I realized I have not been on here since December. Not even for a happy new year lol. I just hadn’t felt like writing, or I barely had time. Working 7 days a week is hard and I hope to find ONE good job soon so I can actually have days off without having to request them. I hate my job, but its a job that pays the bills. In the mean time, I am looking for better. I didn’t go to school so I can work two jobs and both at retail stores. I’m looking for more clerical or administrative stuff. When I can get my shit together I’ll be looking into a bachelors, still considering management careers in the future. All jobs come with stress, but the amount I have to deal with at my main job is so hard to deal with. I want to walk out, but of course….bills, rent, etc. LOL so I’ll bide my time until I can find better, I need to get on the ball and do several apps this week. Opportunities won’t just fall in my lap without me trying to get them lol.

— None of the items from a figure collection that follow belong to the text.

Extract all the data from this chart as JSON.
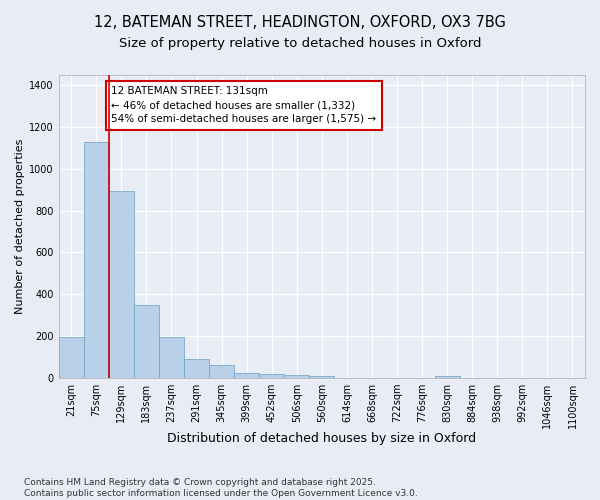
{
  "title_line1": "12, BATEMAN STREET, HEADINGTON, OXFORD, OX3 7BG",
  "title_line2": "Size of property relative to detached houses in Oxford",
  "xlabel": "Distribution of detached houses by size in Oxford",
  "ylabel": "Number of detached properties",
  "categories": [
    "21sqm",
    "75sqm",
    "129sqm",
    "183sqm",
    "237sqm",
    "291sqm",
    "345sqm",
    "399sqm",
    "452sqm",
    "506sqm",
    "560sqm",
    "614sqm",
    "668sqm",
    "722sqm",
    "776sqm",
    "830sqm",
    "884sqm",
    "938sqm",
    "992sqm",
    "1046sqm",
    "1100sqm"
  ],
  "values": [
    195,
    1130,
    895,
    350,
    195,
    90,
    60,
    25,
    20,
    15,
    10,
    0,
    0,
    0,
    0,
    8,
    0,
    0,
    0,
    0,
    0
  ],
  "bar_color": "#b8d0e8",
  "bar_edge_color": "#6a9fc8",
  "background_color": "#e8edf5",
  "grid_color": "#ffffff",
  "vline_x": 1.5,
  "vline_color": "#cc0000",
  "annotation_text": "12 BATEMAN STREET: 131sqm\n← 46% of detached houses are smaller (1,332)\n54% of semi-detached houses are larger (1,575) →",
  "annotation_box_color": "#cc0000",
  "footnote": "Contains HM Land Registry data © Crown copyright and database right 2025.\nContains public sector information licensed under the Open Government Licence v3.0.",
  "ylim": [
    0,
    1450
  ],
  "yticks": [
    0,
    200,
    400,
    600,
    800,
    1000,
    1200,
    1400
  ],
  "title_fontsize": 10.5,
  "subtitle_fontsize": 9.5,
  "ylabel_fontsize": 8,
  "xlabel_fontsize": 9,
  "footnote_fontsize": 6.5,
  "tick_fontsize": 7
}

Not much going on with me other than working my ass off and still being broke. Still glad to be on my own. It’s been 5 months now since I moved out. I have never felt such peace and happiness in my life. I love living alone, not being harassed into sex or petty arguments. It’s nice. I have moments where I feel bored or lonely, but for the most part that’s the least of my w0rries. I have the peace I’ve been needing for a long time, so I am happy. I do still hang with Anthony. Things are going well, but at a slow pace. I know sometimes I can be impatient, but as I am getting to know him and his quirks, I’m not as pushy with speeding things along as I have been in the past with other guys. I still want what i want out of this, but here’s to hoping things continue to go well and grow. He’s a decent man and I am glad I met him and that we are actually talking. I haven’t been able to see (or spend time with) him much these past few weeks, but he has made efforts to see me even if for a few mins. A couple of times he’d stop by before heading to work with only a few mins to spare, so the most I’d get would be hug and kiss. Still nice to see him even for that long. I hope sometime soon tho, I can get a few hours with him. Scheduling clashes suck lol. We still text and talk everyday even if I don’t get to see him, tho I’ll get to see him sometimes if he and I are working on the same day.
So that’s pretty much what’s going on with me. I’m glad I don’t have to see or deal with the ex anymore. He can stay gone for all I care. It’s been nice not being stressed out. I’ll try not to go so long without writing. I hardly get on my computer anymore. I only write from my phone when it’s gonna be a short entry lol. I’m gonna eat breakfast and enjoy the little bit of free time before I have to go to work.